Jean, a taxi cab driver and Anna, a flower girl, are very much in love during the celebration of Bastille Day in Paris, France. They quarrel, but they fail back into eachothers’ arms before the night is over. Jean returns back to his apartment with a not so pleasant surprise, his ex-lover Paula. It only takes a few minutes to realize that she is a manipulator, the antithesis of Anna, and she talks Jean into letting her spend the night. With her arrival comes the departure of Jean and Anna’s relationship. She pushes Jean into the shady lifestyle of gangster, a life where his closest friends are missing. More importantly, Anna is nowhere to be seen as well.
Taking the Borzage comparison into account, it is pretty easy to see where the narrative turns from here. Needless to say, the conclusion is not just touching, it is life-affirming, assuming the viewer is in the right state of mind and isn’t a completely hopeless cynic. The depiction of love here (and in a majority of Borzage’s pictures) is naive, almost fairytale-esque, but there’s a grain of truth to it all, and this tiny truthful fragment is what makes Clair’s picture work.

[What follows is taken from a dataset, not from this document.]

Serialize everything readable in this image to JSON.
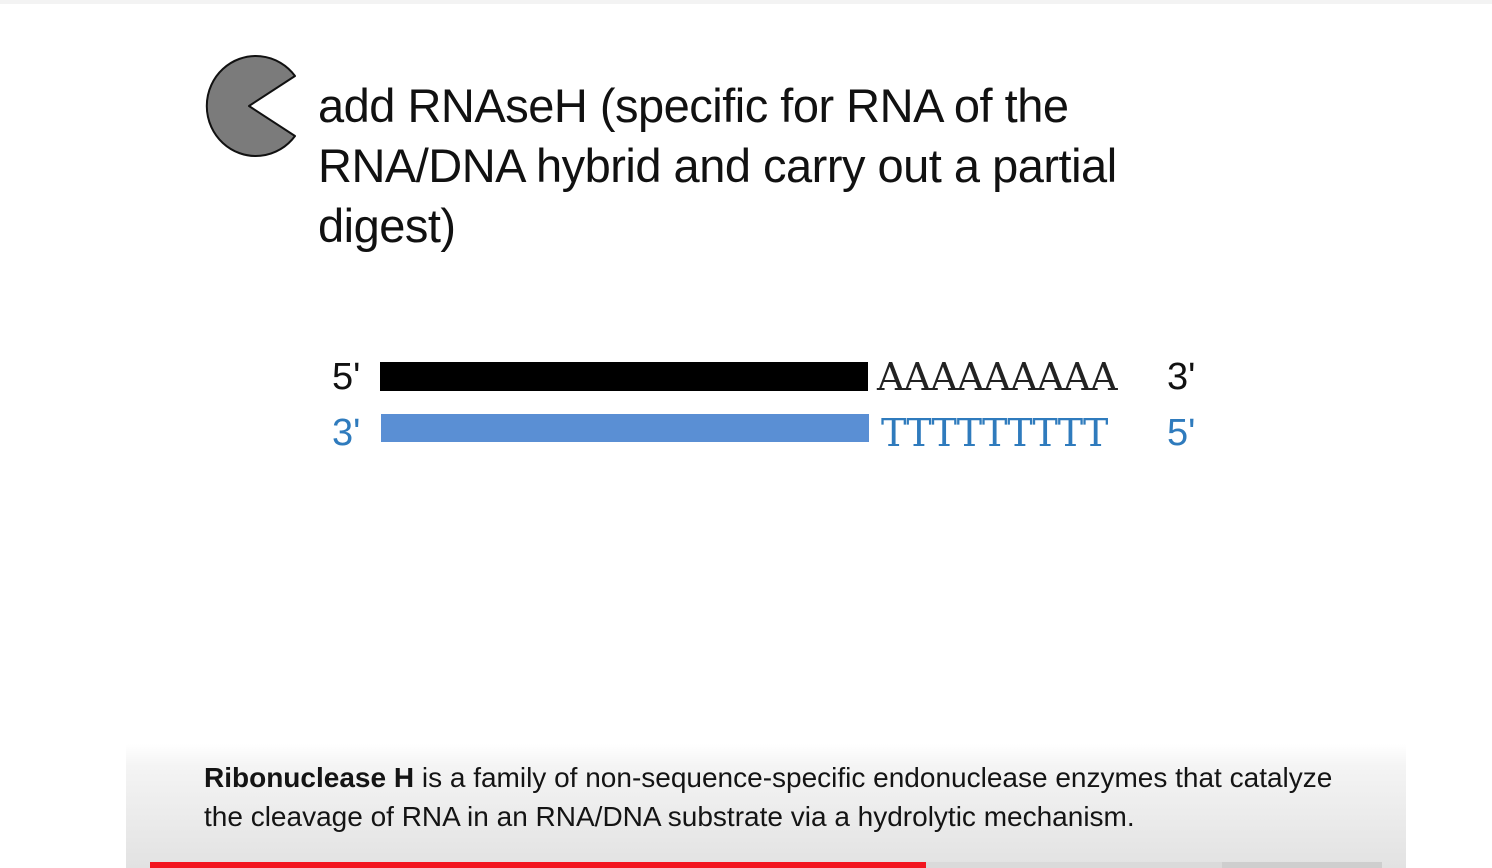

Clair’s formal experimentation from his previous films is pretty much absent here, but instead his aesthetic represents a well-formed, albeit more conventional cinematic presentation. The sound here is natural, not ambient abstraction, which kind of helps the comedic relief flow much better, but I suppose it calls less attention to itself. Depending on your outlook, this is either a good thing or a bad thing. Watching Clair’s work for its technical accomplishments is a just thing to do, he was (or is) a master, but his art goes beyond its form. There’s something profoundly moving about this love story, no matter how predictable and old-fashioned it seems.